Mendroni é o autor de 5 denúncias por crimes de cartel e fraudes em licitações contra 30 executivos de 12 multinacionais que, entre 1998 e 2008, agiram em conluio para conquistar os principais projetos do sistema metroferroviário em São Paulo.
Das 5 denúncias, duas foram rejeitadas pela Justiça sob argumento da extinção de punibilidade dos empresários por prescrição das penas.
Inconformado, Mendroni reagiu imediatamente. Ele já ingressou com recurso e com mandado de segurança no Tribunal de Justiça do Estado pleiteando que as denúncias sejam recebidas sob o argumento de que “o crime de formacao de cartel, é, à evidencia, um crime formal de natureza permanente, e nao um crime material instantâneo, de efeitos permanentes”.

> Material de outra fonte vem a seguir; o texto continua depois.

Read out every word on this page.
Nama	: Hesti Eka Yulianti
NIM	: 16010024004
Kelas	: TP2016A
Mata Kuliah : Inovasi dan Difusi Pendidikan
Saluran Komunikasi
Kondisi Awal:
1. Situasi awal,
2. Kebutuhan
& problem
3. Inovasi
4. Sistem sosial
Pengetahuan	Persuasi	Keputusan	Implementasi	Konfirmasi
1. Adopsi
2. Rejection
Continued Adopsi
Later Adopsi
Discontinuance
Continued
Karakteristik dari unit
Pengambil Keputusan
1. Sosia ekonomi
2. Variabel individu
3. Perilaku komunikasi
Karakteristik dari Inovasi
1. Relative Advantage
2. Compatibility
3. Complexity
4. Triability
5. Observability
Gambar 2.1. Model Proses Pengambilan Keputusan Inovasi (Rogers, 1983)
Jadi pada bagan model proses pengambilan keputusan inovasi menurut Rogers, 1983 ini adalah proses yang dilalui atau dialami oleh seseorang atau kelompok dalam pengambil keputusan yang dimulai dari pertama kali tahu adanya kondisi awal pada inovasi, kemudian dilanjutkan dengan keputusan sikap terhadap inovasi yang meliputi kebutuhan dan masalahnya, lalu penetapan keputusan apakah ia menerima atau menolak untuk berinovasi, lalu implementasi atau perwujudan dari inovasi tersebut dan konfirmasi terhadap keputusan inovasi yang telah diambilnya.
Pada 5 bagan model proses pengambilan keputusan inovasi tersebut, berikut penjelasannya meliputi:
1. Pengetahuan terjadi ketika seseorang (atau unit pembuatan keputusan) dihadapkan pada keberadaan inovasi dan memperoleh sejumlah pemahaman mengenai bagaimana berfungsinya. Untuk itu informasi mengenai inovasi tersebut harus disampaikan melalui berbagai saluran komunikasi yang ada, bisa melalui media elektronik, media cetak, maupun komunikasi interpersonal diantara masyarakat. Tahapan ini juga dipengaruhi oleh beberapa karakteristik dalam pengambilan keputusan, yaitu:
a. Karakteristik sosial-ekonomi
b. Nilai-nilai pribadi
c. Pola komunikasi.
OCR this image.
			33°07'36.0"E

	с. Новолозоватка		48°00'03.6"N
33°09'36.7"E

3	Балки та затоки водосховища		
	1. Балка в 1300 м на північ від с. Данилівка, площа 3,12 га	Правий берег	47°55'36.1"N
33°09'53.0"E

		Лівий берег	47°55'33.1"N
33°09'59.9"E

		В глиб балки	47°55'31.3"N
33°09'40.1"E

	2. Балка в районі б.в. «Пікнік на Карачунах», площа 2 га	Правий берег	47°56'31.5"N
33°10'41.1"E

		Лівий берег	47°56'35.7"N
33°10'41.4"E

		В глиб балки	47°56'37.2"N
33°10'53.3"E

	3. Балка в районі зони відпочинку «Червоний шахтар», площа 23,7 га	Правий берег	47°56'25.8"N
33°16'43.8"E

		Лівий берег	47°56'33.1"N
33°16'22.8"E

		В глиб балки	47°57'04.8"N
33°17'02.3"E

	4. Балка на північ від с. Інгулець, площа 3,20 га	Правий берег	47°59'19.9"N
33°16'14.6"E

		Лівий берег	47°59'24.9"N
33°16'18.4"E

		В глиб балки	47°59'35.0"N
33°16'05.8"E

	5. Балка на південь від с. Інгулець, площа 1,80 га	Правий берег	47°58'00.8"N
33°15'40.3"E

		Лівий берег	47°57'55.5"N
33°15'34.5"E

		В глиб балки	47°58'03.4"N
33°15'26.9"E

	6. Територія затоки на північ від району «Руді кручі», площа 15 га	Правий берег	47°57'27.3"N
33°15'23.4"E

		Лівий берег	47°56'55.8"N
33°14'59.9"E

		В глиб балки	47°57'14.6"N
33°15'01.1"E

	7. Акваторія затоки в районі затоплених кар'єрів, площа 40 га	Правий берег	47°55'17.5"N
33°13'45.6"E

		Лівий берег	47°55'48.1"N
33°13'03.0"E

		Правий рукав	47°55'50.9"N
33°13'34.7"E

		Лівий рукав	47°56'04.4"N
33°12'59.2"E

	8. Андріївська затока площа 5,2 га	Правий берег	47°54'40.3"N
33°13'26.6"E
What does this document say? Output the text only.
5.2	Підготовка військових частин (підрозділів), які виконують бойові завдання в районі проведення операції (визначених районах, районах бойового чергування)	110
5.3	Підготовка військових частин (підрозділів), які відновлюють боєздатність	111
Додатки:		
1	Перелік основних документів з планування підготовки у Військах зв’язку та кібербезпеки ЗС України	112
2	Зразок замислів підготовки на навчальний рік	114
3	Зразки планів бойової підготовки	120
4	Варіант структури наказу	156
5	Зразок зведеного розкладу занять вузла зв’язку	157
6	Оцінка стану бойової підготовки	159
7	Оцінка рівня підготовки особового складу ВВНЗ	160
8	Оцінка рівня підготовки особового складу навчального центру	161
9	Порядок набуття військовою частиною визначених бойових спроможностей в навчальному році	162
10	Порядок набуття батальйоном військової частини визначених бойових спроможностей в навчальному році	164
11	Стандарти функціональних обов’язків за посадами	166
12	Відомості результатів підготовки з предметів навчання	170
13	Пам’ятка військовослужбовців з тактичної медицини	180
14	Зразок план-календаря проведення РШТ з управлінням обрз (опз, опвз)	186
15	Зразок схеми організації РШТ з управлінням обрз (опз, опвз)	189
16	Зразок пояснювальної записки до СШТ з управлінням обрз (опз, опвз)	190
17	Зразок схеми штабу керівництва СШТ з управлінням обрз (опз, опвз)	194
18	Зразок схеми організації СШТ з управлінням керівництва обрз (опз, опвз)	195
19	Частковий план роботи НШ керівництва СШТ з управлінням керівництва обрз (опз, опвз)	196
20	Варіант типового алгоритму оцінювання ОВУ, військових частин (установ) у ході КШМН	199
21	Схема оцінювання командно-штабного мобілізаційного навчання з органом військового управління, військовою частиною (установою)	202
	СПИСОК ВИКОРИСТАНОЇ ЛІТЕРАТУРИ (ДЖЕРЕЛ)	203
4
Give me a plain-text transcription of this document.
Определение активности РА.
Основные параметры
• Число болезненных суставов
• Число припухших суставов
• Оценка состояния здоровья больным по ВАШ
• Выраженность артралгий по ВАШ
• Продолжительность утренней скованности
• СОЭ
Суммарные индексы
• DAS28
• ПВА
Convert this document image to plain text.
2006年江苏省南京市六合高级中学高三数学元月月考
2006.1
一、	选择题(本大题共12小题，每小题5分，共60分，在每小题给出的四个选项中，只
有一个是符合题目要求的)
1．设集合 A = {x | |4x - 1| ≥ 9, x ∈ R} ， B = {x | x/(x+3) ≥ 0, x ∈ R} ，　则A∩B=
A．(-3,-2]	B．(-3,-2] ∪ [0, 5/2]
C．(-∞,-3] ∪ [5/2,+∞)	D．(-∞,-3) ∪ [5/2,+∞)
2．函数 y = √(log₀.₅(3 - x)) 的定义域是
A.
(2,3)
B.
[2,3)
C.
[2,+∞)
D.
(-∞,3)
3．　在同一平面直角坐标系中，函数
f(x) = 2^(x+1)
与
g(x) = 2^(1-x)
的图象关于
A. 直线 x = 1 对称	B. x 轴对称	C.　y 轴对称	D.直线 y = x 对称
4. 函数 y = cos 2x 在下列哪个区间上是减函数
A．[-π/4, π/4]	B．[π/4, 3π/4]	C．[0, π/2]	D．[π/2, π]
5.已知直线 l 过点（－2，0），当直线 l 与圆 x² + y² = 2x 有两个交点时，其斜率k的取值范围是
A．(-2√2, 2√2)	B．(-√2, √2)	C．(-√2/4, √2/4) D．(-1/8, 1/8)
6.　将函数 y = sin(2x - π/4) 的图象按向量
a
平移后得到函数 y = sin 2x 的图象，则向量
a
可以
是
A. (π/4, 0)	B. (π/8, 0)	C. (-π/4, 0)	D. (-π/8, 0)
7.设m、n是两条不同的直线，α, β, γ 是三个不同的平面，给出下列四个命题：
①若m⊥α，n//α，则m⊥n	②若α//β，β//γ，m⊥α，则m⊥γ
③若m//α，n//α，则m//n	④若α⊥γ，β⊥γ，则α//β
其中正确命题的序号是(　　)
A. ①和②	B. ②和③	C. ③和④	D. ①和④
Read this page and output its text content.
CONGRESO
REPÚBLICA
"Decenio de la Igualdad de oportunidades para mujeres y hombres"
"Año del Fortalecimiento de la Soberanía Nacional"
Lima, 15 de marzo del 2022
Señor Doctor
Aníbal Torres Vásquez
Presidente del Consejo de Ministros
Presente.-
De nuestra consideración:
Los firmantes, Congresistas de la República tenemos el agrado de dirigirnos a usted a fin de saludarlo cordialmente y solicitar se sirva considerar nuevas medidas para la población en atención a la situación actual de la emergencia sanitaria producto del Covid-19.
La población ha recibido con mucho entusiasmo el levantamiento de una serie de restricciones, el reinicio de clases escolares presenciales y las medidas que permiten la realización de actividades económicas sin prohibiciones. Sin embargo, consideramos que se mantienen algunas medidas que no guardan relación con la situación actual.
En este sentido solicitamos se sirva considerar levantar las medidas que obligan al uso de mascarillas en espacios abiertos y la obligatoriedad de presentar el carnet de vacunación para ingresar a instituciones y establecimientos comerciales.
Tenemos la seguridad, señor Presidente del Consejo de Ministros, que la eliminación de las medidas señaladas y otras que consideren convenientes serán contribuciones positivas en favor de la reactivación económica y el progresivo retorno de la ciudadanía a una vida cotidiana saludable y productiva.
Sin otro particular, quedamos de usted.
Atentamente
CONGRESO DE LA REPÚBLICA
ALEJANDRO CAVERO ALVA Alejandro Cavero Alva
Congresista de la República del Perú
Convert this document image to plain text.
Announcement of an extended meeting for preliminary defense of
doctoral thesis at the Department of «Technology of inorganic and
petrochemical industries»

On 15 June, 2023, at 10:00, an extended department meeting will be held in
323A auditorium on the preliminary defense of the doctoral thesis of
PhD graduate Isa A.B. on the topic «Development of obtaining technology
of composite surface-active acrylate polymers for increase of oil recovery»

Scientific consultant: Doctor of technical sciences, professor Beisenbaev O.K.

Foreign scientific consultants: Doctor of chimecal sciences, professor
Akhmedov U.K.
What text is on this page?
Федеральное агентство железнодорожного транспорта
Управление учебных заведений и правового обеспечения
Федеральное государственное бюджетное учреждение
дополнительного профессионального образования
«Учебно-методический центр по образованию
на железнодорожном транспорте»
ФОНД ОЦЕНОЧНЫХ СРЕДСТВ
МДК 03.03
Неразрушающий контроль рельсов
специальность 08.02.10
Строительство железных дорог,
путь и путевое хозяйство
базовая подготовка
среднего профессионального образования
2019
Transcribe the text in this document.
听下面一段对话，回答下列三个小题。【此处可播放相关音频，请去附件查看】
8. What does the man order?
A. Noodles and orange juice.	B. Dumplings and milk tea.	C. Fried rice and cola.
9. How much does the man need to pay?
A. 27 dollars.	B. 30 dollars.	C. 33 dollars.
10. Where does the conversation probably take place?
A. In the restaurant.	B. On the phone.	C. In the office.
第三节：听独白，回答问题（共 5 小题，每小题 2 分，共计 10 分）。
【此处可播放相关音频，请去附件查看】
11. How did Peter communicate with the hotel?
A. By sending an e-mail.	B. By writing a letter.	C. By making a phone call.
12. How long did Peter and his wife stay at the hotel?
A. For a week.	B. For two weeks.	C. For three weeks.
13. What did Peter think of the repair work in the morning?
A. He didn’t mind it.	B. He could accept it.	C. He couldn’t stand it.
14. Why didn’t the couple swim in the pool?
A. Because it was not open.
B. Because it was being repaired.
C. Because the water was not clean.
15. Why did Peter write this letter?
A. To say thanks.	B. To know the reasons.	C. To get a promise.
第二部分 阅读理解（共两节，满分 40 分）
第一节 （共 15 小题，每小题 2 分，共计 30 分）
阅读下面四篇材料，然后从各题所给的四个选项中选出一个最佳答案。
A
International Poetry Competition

Formado pela PUC/SP em 1987, Mendroni ingressou no Ministério Público paulista em 1989. Atuou no Grupo de Combate ao Crime Organizado (Gaeco) de 1997 a 2002 e especializou-se em investigações sobre lavagem de dinheiro a partir de 1998. Desde o ano 2000 exerce forte atuação contra carteis e fraudes a licitação. A partir de 2011 assumiu cadeira no grupo que combate delitos econômicos (Gedec).
Para promotor, complexidade do cartel exige atenção especial de magistrados.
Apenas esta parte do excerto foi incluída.